Conscience calls us to remember that the men in the Sterling videos — not only Sterling, but the policemen who were with him — are human beings, not merely characters in a morbid blockbuster. To treat them as anything less is to diminish all human life, which would be a tragedy in itself.
I lament for the family and friends of Alton Sterling. I lament as well for the police officers and their families who will replay that night over and over in their heads and feel the effects for the rest of their lives.
Somehow we have lost sight of our common humanity. Video and social media tend to make events less real.
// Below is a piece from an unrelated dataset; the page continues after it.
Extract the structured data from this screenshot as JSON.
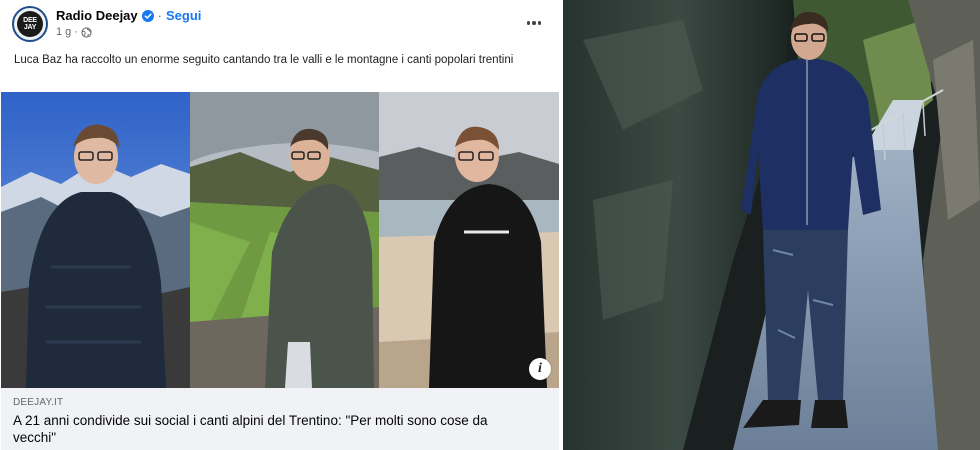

Stereotypes turn fellow humans into caricatures that rarely fit the complexity of who we really are.
I am sure racism still exists in America. We are divided, fearful, unsure of one another. I can't crawl into the skin of another human being. I don't know what it is like. I can't pretend that I do.
Proverbs 14:10 reminds us that the heart knows its own bitterness and no stranger shares its joy. In some sense, we are all isolated from one another. I can't assume that I know what anyone else is going through, what they have experienced, what they feel, what they fear.
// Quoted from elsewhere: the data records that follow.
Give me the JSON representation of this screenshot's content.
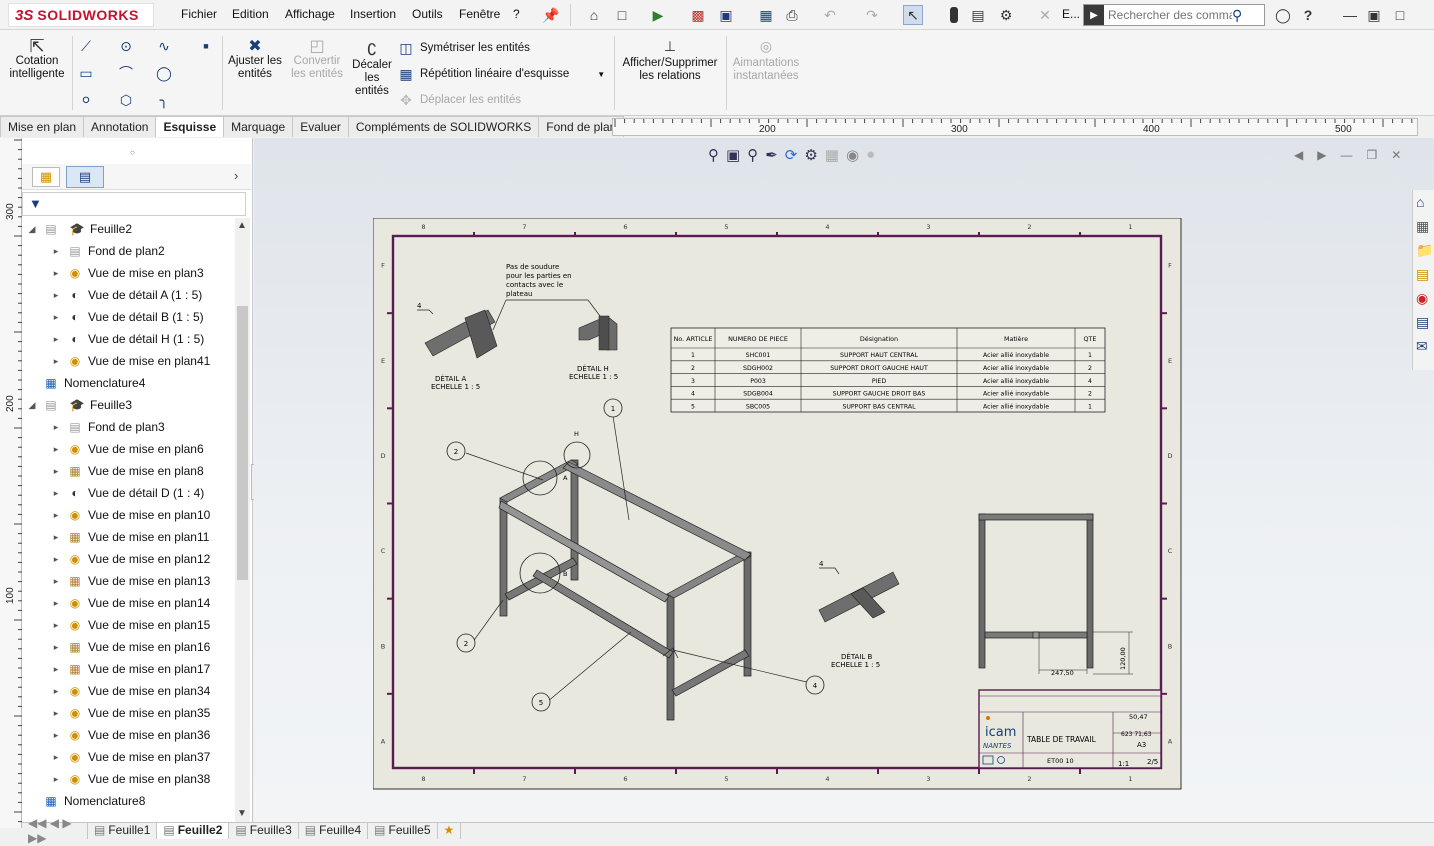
{
  "app": {
    "logo_prefix": "3S",
    "logo_name": "SOLIDWORKS"
  },
  "menu": [
    "Fichier",
    "Edition",
    "Affichage",
    "Insertion",
    "Outils",
    "Fenêtre",
    "?"
  ],
  "toolbar_extra": "E...",
  "search": {
    "placeholder": "Rechercher des comma"
  },
  "ribbon": {
    "smart_dim": "Cotation\nintelligente",
    "trim": "Ajuster les\nentités",
    "convert": "Convertir\nles entités",
    "offset": "Décaler\nles\nentités",
    "mirror": "Symétriser les entités",
    "linear_pattern": "Répétition linéaire d'esquisse",
    "move": "Déplacer les entités",
    "relations": "Afficher/Supprimer\nles relations",
    "snaps": "Aimantations\ninstantanées"
  },
  "tabs": [
    "Mise en plan",
    "Annotation",
    "Esquisse",
    "Marquage",
    "Evaluer",
    "Compléments de SOLIDWORKS",
    "Fond de plan"
  ],
  "active_tab": "Esquisse",
  "ruler_top": [
    "200",
    "300",
    "400",
    "500"
  ],
  "ruler_left": [
    "300",
    "200",
    "100"
  ],
  "tree": [
    {
      "label": "Feuille2",
      "level": 0,
      "type": "sheet",
      "expanded": true
    },
    {
      "label": "Fond de plan2",
      "level": 1,
      "type": "format"
    },
    {
      "label": "Vue de mise en plan3",
      "level": 1,
      "type": "view"
    },
    {
      "label": "Vue de détail A (1 : 5)",
      "level": 1,
      "type": "detail"
    },
    {
      "label": "Vue de détail B (1 : 5)",
      "level": 1,
      "type": "detail"
    },
    {
      "label": "Vue de détail H (1 : 5)",
      "level": 1,
      "type": "detail"
    },
    {
      "label": "Vue de mise en plan41",
      "level": 1,
      "type": "view"
    },
    {
      "label": "Nomenclature4",
      "level": 0,
      "type": "bom"
    },
    {
      "label": "Feuille3",
      "level": 0,
      "type": "sheet",
      "expanded": true
    },
    {
      "label": "Fond de plan3",
      "level": 1,
      "type": "format"
    },
    {
      "label": "Vue de mise en plan6",
      "level": 1,
      "type": "view"
    },
    {
      "label": "Vue de mise en plan8",
      "level": 1,
      "type": "view2"
    },
    {
      "label": "Vue de détail D (1 : 4)",
      "level": 1,
      "type": "detail"
    },
    {
      "label": "Vue de mise en plan10",
      "level": 1,
      "type": "view"
    },
    {
      "label": "Vue de mise en plan11",
      "level": 1,
      "type": "view2"
    },
    {
      "label": "Vue de mise en plan12",
      "level": 1,
      "type": "view"
    },
    {
      "label": "Vue de mise en plan13",
      "level": 1,
      "type": "view2"
    },
    {
      "label": "Vue de mise en plan14",
      "level": 1,
      "type": "view"
    },
    {
      "label": "Vue de mise en plan15",
      "level": 1,
      "type": "view"
    },
    {
      "label": "Vue de mise en plan16",
      "level": 1,
      "type": "view2"
    },
    {
      "label": "Vue de mise en plan17",
      "level": 1,
      "type": "view2"
    },
    {
      "label": "Vue de mise en plan34",
      "level": 1,
      "type": "view"
    },
    {
      "label": "Vue de mise en plan35",
      "level": 1,
      "type": "view"
    },
    {
      "label": "Vue de mise en plan36",
      "level": 1,
      "type": "view"
    },
    {
      "label": "Vue de mise en plan37",
      "level": 1,
      "type": "view"
    },
    {
      "label": "Vue de mise en plan38",
      "level": 1,
      "type": "view"
    },
    {
      "label": "Nomenclature8",
      "level": 0,
      "type": "bom"
    }
  ],
  "sheet_tabs": [
    "Feuille1",
    "Feuille2",
    "Feuille3",
    "Feuille4",
    "Feuille5"
  ],
  "active_sheet": "Feuille2",
  "drawing": {
    "border_cols": [
      "8",
      "7",
      "6",
      "5",
      "4",
      "3",
      "2",
      "1"
    ],
    "border_rows": [
      "F",
      "E",
      "D",
      "C",
      "B",
      "A"
    ],
    "note": [
      "Pas de soudure",
      "pour les parties en",
      "contacts avec le",
      "plateau"
    ],
    "detail_a": [
      "DÉTAIL A",
      "ECHELLE 1 : 5"
    ],
    "detail_h": [
      "DÉTAIL H",
      "ECHELLE 1 : 5"
    ],
    "detail_b": [
      "DÉTAIL B",
      "ECHELLE 1 : 5"
    ],
    "weld_symbol": "4",
    "bom_headers": [
      "No. ARTICLE",
      "NUMERO DE PIECE",
      "Désignation",
      "Matière",
      "QTE"
    ],
    "bom_rows": [
      [
        "1",
        "SHC001",
        "SUPPORT HAUT CENTRAL",
        "Acier allié inoxydable",
        "1"
      ],
      [
        "2",
        "SDGH002",
        "SUPPORT DROIT GAUCHE HAUT",
        "Acier allié inoxydable",
        "2"
      ],
      [
        "3",
        "P003",
        "PIED",
        "Acier allié inoxydable",
        "4"
      ],
      [
        "4",
        "SDGB004",
        "SUPPORT GAUCHE DROIT BAS",
        "Acier allié inoxydable",
        "2"
      ],
      [
        "5",
        "SBC005",
        "SUPPORT BAS CENTRAL",
        "Acier allié inoxydable",
        "1"
      ]
    ],
    "balloons": [
      "1",
      "2",
      "2",
      "4",
      "5"
    ],
    "circle_labels": [
      "A",
      "H",
      "B"
    ],
    "dims": [
      "247,50",
      "120,00"
    ],
    "title_block": {
      "logo": "icam",
      "city": "NANTES",
      "title": "TABLE DE TRAVAIL",
      "code": "ET00 10",
      "mass": "50,47",
      "format": "A3",
      "scale": "1:1",
      "sheet": "2/5",
      "ref": "623 71,63"
    }
  },
  "colors": {
    "accent": "#1a3d7c",
    "sheet_border": "#5a1a52",
    "sheet_bg": "#e8e8df",
    "logo_red": "#c8102e"
  }
}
And no one can truly understand my own heart either. I even struggle to understand myself at times.
That is why things don't fit into easy categories. That is why the narrative of the media never tells the whole story. That is why the issues go much deeper than skin color.
As I have gone through the past few days in Baton Rouge, I have felt a mixture of sadness, burden, discouragement, fear, frustration, oppression. The divide in our nation seems so wide. True dialogue seems to have disappeared. Anger. Vengeance. Lawlessness seem to rule the day.
I have been driven to my knees. I pray for our nation. I pray for those in law enforcement. I pray for those who feel like victims in their own communities. I pray for pastors and churches. I pray for my own boys, wondering what kind of world they will inherit.
But I can't give in to fear. I can't retreat. I can't solve the problems of the world but I can continue to show love, to seek to understand, to pursue peace.
It is not the big act posted on social media that makes the difference but the smaller ones done day to day that are rarely seen.
Through love serve one another. For the whole law is fulfilled in one word: “You shall love your neighbor as yourself.” But if you bite and devour one another, watch out that you are not consumed by one another (Galatians 5:13b-15).
The wounds are deep in our nation. But I know One whose wounds are deeper.
True justice and true grace intersect on the Cross where Christ also suffered once for sins, the just for the unjust, that He might bring us to God (1 Peter 3:18).
The ground is level at the foot of the Cross.
That's the one place where we all stand united.